Looking for Aztlan
In Concert From There to Here
In his liner notes for In Concert From There to Here, percussionist Jerome Cooper writes, “I have traveled to Africa, Malaysia, India, Indonesia, Europe, and Mexico. In these cultures there are drummers who, once they get to a level in their art, can pursue a career as a soloist. This has not been the case in American music.” Cooper and Gustavo Aguilar seek to remedy this position through these two albums of extended percussive music.
The focus on both of the albums is composition. Both Cooper and Aguilar are well known improvisers. Here, they choose scores that allow plenty of loose interpretation. Aguilar chooses four compositions by John Bergamo (taken from Five Short Pieces for Marimba), along with ones from Phil Curtis, Jonathon Grasse, David Johnson, and Ernesto Diaz-Infante. The pieces range from short, meditative marimba pieces, to the fractured percussion/poetry hybrid of “Like a Zebra Towards the Island of Yesterday.”
Poetry is the theme that runs through the work; “Obra de la Tierra” uses the poem “El Resplandor de Ser” by Rosario Castallenos, while “Like A Zebra” incorporates “The Southern Cross” by Jose Juan Tablada into its structure. Aguilar is tapped into his roots, and presents Looking For Aztlan as a “journey metaphoric for the journey experienced by many Mexican-Americans.” He is a very capable player, and combines extended technique, with (what sounds like) traditional instrumental idioms.
Cooper, on the other hand, uses In Concert From Here to There to expand upon what we know as jazz. Cooper makes a strong case for expanding this most American of musics, however, his compostitions draw heavily traditional Indonesian music.
In Concert From There to Here takes its material from three concerts, two performed at The Roulette in NYC, and one from a show at The Knitting Factory. What is initially most disorienting about this CD is not the fact that it’s a solo percussion record, but that Cooper makes such extensive use of a drum machine. It quickly settles in that this isn’t going to be a flurry of chopsmanship, but a carefully considered bit of artifice. The metronomic beat of the drum machine prevents Cooper’s rhythms from becoming wild and fanciful, and keeps him well within the jazz idiom, even to the point of him playing “My Funny Valentine!” He tries his hand at the Mingus tune “Goodbye Pork Pie Hat,” and gives it an extended 11-minute interpretation.
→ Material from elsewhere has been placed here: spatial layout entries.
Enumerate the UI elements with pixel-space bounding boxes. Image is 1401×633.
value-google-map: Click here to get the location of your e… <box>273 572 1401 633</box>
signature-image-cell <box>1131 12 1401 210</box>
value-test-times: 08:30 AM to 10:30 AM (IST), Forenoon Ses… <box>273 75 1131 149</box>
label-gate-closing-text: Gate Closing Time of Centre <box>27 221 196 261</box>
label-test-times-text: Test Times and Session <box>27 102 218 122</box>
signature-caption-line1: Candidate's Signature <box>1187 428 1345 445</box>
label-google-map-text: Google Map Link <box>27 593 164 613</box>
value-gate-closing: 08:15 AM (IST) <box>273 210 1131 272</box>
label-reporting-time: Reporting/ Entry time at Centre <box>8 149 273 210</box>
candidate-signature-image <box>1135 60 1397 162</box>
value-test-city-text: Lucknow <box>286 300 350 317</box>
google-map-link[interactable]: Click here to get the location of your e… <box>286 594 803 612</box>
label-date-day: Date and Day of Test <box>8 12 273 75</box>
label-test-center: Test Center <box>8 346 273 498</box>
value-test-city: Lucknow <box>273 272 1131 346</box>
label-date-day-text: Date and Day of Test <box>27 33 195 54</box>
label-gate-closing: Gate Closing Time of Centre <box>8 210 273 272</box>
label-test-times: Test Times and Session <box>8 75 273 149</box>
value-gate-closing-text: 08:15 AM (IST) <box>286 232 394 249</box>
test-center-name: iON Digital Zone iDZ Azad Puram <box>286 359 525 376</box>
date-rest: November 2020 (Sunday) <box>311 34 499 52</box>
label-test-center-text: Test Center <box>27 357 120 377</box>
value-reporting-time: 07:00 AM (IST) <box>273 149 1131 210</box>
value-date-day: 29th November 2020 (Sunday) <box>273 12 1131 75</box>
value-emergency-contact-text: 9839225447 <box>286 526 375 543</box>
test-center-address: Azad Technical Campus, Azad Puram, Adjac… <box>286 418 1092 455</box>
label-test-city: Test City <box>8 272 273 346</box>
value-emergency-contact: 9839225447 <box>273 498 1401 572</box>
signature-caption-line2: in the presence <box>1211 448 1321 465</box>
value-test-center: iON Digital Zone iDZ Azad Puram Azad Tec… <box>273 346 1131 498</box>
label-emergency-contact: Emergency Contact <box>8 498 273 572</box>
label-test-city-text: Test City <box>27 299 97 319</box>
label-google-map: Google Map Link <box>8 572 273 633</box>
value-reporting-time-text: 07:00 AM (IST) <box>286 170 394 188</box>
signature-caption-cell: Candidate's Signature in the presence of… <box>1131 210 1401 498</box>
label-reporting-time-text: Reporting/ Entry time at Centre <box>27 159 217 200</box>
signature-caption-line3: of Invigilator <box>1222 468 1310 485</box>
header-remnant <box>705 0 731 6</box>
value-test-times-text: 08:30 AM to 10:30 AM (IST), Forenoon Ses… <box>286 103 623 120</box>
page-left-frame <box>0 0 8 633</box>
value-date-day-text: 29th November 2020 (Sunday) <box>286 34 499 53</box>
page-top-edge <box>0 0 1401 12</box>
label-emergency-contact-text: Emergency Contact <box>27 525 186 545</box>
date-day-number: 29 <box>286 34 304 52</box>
On both tunes, Cooper sounds like an entire jazz trio, through his use of drum machines, “tonal activator” chiramia (wind instrument of some sort), bass drum, hi-hat, and things percussive and melodic. His interpretation of “Goodbye Pork Pie Hat” doesn’t have the somber quality that Mingus’ version had, this has a stronger ethnic/folk character.
Of the two Indonesian influenced pieces, “Bantul” and “The Indonesian,” Cooper’s playing on “Bantul” sounds like an entire gamelan orchestra compressed into one percussionist. “The Indonesian” is a more conventionally structured jazz song, skewed in feel. The two other pieces are structured improvisations, and while very, very expressive and creative, don’t have the cultural reference points that make the two jazz tunes and two Indonesian-influenced pieces so riveting.
Both Looking For Aztlan and In Concert From There to Here give me a profound respect for solo percussionists. These two artists utilize the range of tonal color of percussion to diverse and challenging ends.